Sangat miris melihat banyaknya anak yang melakukan kejahatan seperti pemerkosaan dan pembunuhan. Tetapi, negara justru tidak memberikan hukuman yang tegas karena salah mendefinisikan istilah "anak" itu sendiri. Berdasarkan UU Perlindungan Anak, anak didefinisikan sebagai seseorang yang belum berumur 18 tahun. Dengan demikian, mereka tidak dapat dijatuhi hukuman yang tegas atau yang dapat membuat jera. Hal ini terjadi meskipun mereka sebenarnya sudah balig. Anak remaja di bawah usia 18 tahun kini tidak takut lagi dalam melakukan beragam kejahatan. Maka, hukum menjadikan kejahatan "anak" makin marak.
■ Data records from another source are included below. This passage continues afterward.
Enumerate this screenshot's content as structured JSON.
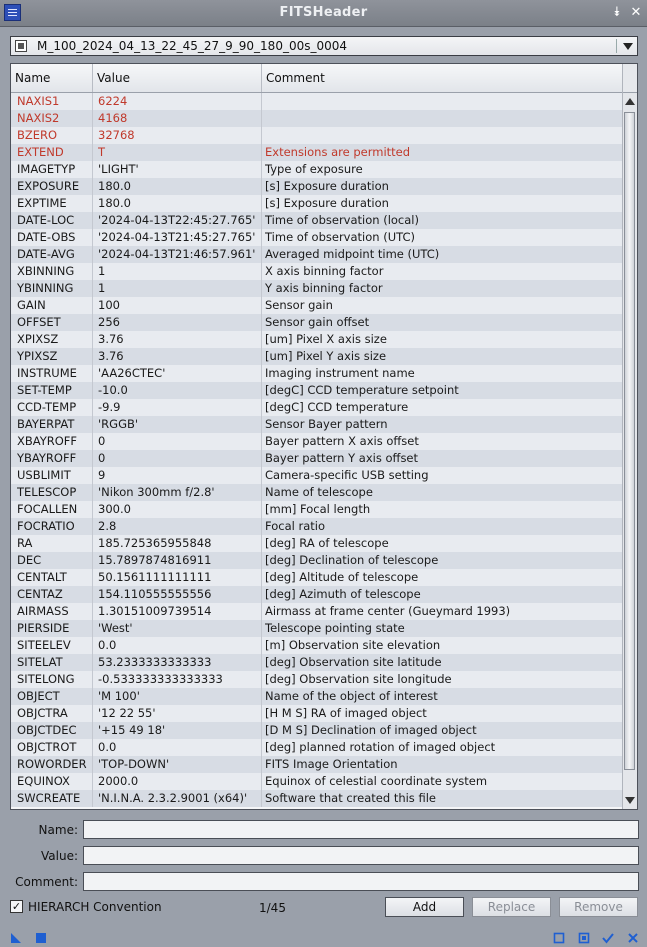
{
  "window": {
    "title": "FITSHeader",
    "pin_glyph": "⯯",
    "close_glyph": "✕"
  },
  "file_selector": {
    "value": "M_100_2024_04_13_22_45_27_9_90_180_00s_0004"
  },
  "table": {
    "headers": {
      "name": "Name",
      "value": "Value",
      "comment": "Comment"
    },
    "rows": [
      {
        "name": "NAXIS1",
        "value": "6224",
        "comment": "",
        "fixed": true
      },
      {
        "name": "NAXIS2",
        "value": "4168",
        "comment": "",
        "fixed": true
      },
      {
        "name": "BZERO",
        "value": "32768",
        "comment": "",
        "fixed": true
      },
      {
        "name": "EXTEND",
        "value": "T",
        "comment": "Extensions are permitted",
        "fixed": true
      },
      {
        "name": "IMAGETYP",
        "value": "'LIGHT'",
        "comment": "Type of exposure"
      },
      {
        "name": "EXPOSURE",
        "value": "180.0",
        "comment": "[s] Exposure duration"
      },
      {
        "name": "EXPTIME",
        "value": "180.0",
        "comment": "[s] Exposure duration"
      },
      {
        "name": "DATE-LOC",
        "value": "'2024-04-13T22:45:27.765'",
        "comment": "Time of observation (local)"
      },
      {
        "name": "DATE-OBS",
        "value": "'2024-04-13T21:45:27.765'",
        "comment": "Time of observation (UTC)"
      },
      {
        "name": "DATE-AVG",
        "value": "'2024-04-13T21:46:57.961'",
        "comment": "Averaged midpoint time (UTC)"
      },
      {
        "name": "XBINNING",
        "value": "1",
        "comment": "X axis binning factor"
      },
      {
        "name": "YBINNING",
        "value": "1",
        "comment": "Y axis binning factor"
      },
      {
        "name": "GAIN",
        "value": "100",
        "comment": "Sensor gain"
      },
      {
        "name": "OFFSET",
        "value": "256",
        "comment": "Sensor gain offset"
      },
      {
        "name": "XPIXSZ",
        "value": "3.76",
        "comment": "[um] Pixel X axis size"
      },
      {
        "name": "YPIXSZ",
        "value": "3.76",
        "comment": "[um] Pixel Y axis size"
      },
      {
        "name": "INSTRUME",
        "value": "'AA26CTEC'",
        "comment": "Imaging instrument name"
      },
      {
        "name": "SET-TEMP",
        "value": "-10.0",
        "comment": "[degC] CCD temperature setpoint"
      },
      {
        "name": "CCD-TEMP",
        "value": "-9.9",
        "comment": "[degC] CCD temperature"
      },
      {
        "name": "BAYERPAT",
        "value": "'RGGB'",
        "comment": "Sensor Bayer pattern"
      },
      {
        "name": "XBAYROFF",
        "value": "0",
        "comment": "Bayer pattern X axis offset"
      },
      {
        "name": "YBAYROFF",
        "value": "0",
        "comment": "Bayer pattern Y axis offset"
      },
      {
        "name": "USBLIMIT",
        "value": "9",
        "comment": "Camera-specific USB setting"
      },
      {
        "name": "TELESCOP",
        "value": "'Nikon 300mm f/2.8'",
        "comment": "Name of telescope"
      },
      {
        "name": "FOCALLEN",
        "value": "300.0",
        "comment": "[mm] Focal length"
      },
      {
        "name": "FOCRATIO",
        "value": "2.8",
        "comment": "Focal ratio"
      },
      {
        "name": "RA",
        "value": "185.725365955848",
        "comment": "[deg] RA of telescope"
      },
      {
        "name": "DEC",
        "value": "15.7897874816911",
        "comment": "[deg] Declination of telescope"
      },
      {
        "name": "CENTALT",
        "value": "50.1561111111111",
        "comment": "[deg] Altitude of telescope"
      },
      {
        "name": "CENTAZ",
        "value": "154.110555555556",
        "comment": "[deg] Azimuth of telescope"
      },
      {
        "name": "AIRMASS",
        "value": "1.30151009739514",
        "comment": "Airmass at frame center (Gueymard 1993)"
      },
      {
        "name": "PIERSIDE",
        "value": "'West'",
        "comment": "Telescope pointing state"
      },
      {
        "name": "SITEELEV",
        "value": "0.0",
        "comment": "[m] Observation site elevation"
      },
      {
        "name": "SITELAT",
        "value": "53.2333333333333",
        "comment": "[deg] Observation site latitude"
      },
      {
        "name": "SITELONG",
        "value": "-0.533333333333333",
        "comment": "[deg] Observation site longitude"
      },
      {
        "name": "OBJECT",
        "value": "'M 100'",
        "comment": "Name of the object of interest"
      },
      {
        "name": "OBJCTRA",
        "value": "'12 22 55'",
        "comment": "[H M S] RA of imaged object"
      },
      {
        "name": "OBJCTDEC",
        "value": "'+15 49 18'",
        "comment": "[D M S] Declination of imaged object"
      },
      {
        "name": "OBJCTROT",
        "value": "0.0",
        "comment": "[deg] planned rotation of imaged object"
      },
      {
        "name": "ROWORDER",
        "value": "'TOP-DOWN'",
        "comment": "FITS Image Orientation"
      },
      {
        "name": "EQUINOX",
        "value": "2000.0",
        "comment": "Equinox of celestial coordinate system"
      },
      {
        "name": "SWCREATE",
        "value": "'N.I.N.A. 2.3.2.9001 (x64)'",
        "comment": "Software that created this file"
      }
    ]
  },
  "form": {
    "name_label": "Name:",
    "value_label": "Value:",
    "comment_label": "Comment:",
    "name_value": "",
    "value_value": "",
    "comment_value": ""
  },
  "footer": {
    "hierarch_label": "HIERARCH Convention",
    "hierarch_checked": true,
    "counter": "1/45",
    "add_label": "Add",
    "replace_label": "Replace",
    "remove_label": "Remove"
  },
  "colors": {
    "fixed_keyword": "#c0392b",
    "status_icon": "#1f5fd1"
  }
}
Di sisi lain, peran orang tua dan masyarakat makin berkurang. Amar makruf nahi mungkar di masyarakat kini sudah mulai hilang. Terlebih bagi masyarakat yang getol menyuarakan amar makruf nahi mungkar justru dimusuhi dan dicap radikal. Selain itu, karena sibuk dengan masalah finansial, orang tua sering mengabaikan pendidikan anak di rumah. Orang tua justru memberikan mereka ponsel, yang membuat pornografi lebih mudah diakses. Jelas bahwa kurangnya peran orang tua, masyarakat, dan negara lah yang juga turut serta membuat generasi makin dalam terjerumus dalam pornografi.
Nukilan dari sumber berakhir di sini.